Amid the tail-end of a chaotic week for global markets, the British Pound to US Dollar (GBP/USD) exchange rate has steadied. Investors continue to digest the events of the past few days, but the US Dollar may strengthen if upcoming data impresses.
After opening this week at the level of 1.3676, GBP/USD briefly edged higher and touched on a high of 1.3697. This was the best level for GBP/USD in two and a half years, since mid-2018.
Since then the pair has been trending with a downside bias. GBP/USD has been floundering within a relatively tight region today, in the region of 1.3582.
At the beginning of the week, the Pound was knocked down by news that Britain would be put under a third lockdown. This national lockdown, the strictest since March 2020, could last until March.
Sterling has struggled to recover since, as it meant that Britain’s economy would be hit hard by the coronavirus pandemic for at least another few months.

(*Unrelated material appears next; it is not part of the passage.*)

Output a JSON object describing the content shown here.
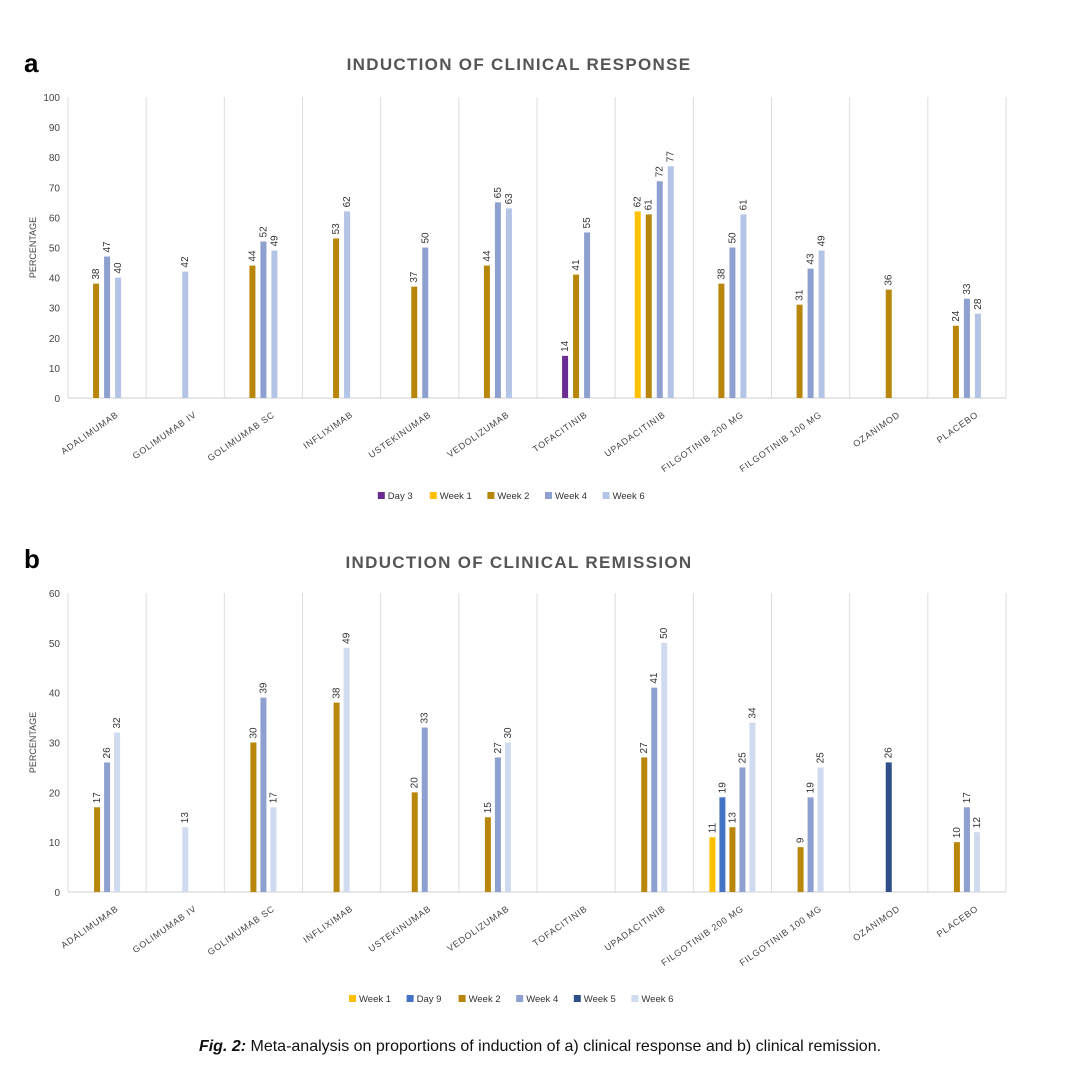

This week’s UK data has done little buoy the Pound either. UK PMIs largely fell short of expectations, indicating that while things were improving, economic activity was not as resilient as hoped in December.
The US Dollar continues to be driven largely by shifts in market demand for safe havens. As the US Dollar is a safe haven currency, it has benefitted for much of the week from coronavirus pandemic fears, as well as US political uncertainty.
US Senate runoff elections in Georgia on Tuesday ended with the Democratic Party securing power in the Senate. This actually weakened safe haven demand amid speculation that the US government could implement more fiscal stimulus soon.
However, Wednesday saw safe haven demand rise slightly once again as white supremacist rioters broke in to the Congress building in the US Capitol.
Though the situation ultimately calmed again, uncertainty lingered on Tuesday. This left the Pound to US Dollar exchange rate struggling for direction.
Going into the end of the week, the Pound will continue to be driven by domestic coronavirus news, amid a lack of upcoming UK data.
The US Dollar is more likely to be driven by data, with key US Non-Farm Payroll stats due for publication during tomorrow’s American session.
If US data beats forecasts, it could boost the US Dollar’s appeal and GBP/USD could slip lower.
On the other hand, if investors become more willing to take risks but US data fails to impress, the Pound would have a much better chance of climbing back towards its best levels.